Als seine Mutter es für ihn gewebt hatte, war er acht Jahre alt gewesen und auf der Inselschule in immer mehr Prügeleien geraten. Sie hatte es verzaubert, indem sie ein Geheimnis ins Muster webte, und er war hocherfreut gewesen, da sich sein Erzfeind die Hand brach, als er Jack das nächste Mal in den Bauch boxen wollte.

Jack starrte das Stoffstück an, das nun so unscheinbar wirkte. Es war weich, wenn man es auf den Boden legte, aber hart wie Stahl, sobald es etwas wie ein Herz oder eine Lunge schützte. Oder in diesem Fall großer Verzweiflung eine Harfe, die ins Wasser getaucht werden würde.

Er wickelte sein Instrument in die karierte Wolle ein und schob es zurück in die Hülle. Ihm blieb nichts anderes übrig, als ans Ufer zu schwimmen, bevor der Fischer ihn noch weiter davon wegbrachte.

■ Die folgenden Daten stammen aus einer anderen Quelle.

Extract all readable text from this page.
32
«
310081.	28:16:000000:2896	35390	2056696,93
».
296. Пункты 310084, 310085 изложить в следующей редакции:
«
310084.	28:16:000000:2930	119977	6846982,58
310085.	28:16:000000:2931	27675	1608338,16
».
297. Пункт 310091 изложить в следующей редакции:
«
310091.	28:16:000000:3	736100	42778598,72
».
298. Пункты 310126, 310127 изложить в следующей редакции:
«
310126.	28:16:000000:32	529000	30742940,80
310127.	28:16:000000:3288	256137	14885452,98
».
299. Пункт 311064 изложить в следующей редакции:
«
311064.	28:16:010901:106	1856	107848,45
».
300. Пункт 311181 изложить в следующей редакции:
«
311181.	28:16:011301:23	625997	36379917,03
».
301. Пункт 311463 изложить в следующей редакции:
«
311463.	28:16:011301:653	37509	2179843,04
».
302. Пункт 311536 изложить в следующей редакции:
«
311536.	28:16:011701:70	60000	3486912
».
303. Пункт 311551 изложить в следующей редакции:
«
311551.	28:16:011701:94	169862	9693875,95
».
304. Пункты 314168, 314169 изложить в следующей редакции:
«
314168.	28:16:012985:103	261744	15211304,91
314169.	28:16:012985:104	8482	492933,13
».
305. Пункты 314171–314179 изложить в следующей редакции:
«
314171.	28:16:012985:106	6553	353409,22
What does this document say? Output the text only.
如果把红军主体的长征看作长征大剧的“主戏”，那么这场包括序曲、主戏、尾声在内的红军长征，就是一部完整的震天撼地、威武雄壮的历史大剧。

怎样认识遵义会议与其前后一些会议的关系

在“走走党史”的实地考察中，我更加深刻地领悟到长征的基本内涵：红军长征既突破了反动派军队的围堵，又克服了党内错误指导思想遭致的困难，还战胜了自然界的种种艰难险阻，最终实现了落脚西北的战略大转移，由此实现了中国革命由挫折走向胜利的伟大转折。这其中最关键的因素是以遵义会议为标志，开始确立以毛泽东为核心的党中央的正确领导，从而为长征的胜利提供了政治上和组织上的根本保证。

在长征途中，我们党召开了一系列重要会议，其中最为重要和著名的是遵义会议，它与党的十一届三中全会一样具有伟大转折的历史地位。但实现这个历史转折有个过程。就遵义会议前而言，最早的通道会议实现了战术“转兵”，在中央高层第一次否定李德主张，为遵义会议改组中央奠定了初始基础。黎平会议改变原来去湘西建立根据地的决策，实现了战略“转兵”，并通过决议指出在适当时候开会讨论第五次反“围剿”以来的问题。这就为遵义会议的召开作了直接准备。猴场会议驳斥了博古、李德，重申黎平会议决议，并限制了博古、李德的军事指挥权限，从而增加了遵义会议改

Nachdem er seinen Mantel abgelegt hatte, drückte er seine Harfe an sich und sprang über Bord.

Das Wasser war bitterkalt. Der Schock raubte ihm zuerst den Atem, und das Meer drohte, ihn ganz zu verschlingen. Er durchbrach keuchend die Oberfläche, das Haar klebte ihm im Gesicht, und seine aufgesprungenen Lippen brannten ob des Salzes. Der Fischer ruderte immer weiter weg und hinterließ nur ein Kräuseln der Furcht auf der Oberfläche.

Jack spuckte dem Festländer noch einmal hinterher, bevor er sich der Insel zuwandte. Er konnte nur beten, dass ihm die Geister des Wassers gewogen sein würden, als er sich schwimmend auf den Weg nach Cadence machte. Dabei hielt er den Blick auf die leuchtenden Flechten gerichtet, um ja an der sichereren Tamerlaine-Küste an Land zu gehen. Doch sobald er sich in Bewegung setzte, rollten die Wellen über ihn hinweg und die Strömung kehrte lachend zurück. Er wurde nach unten gezerrt und vom Wasser mitgezogen.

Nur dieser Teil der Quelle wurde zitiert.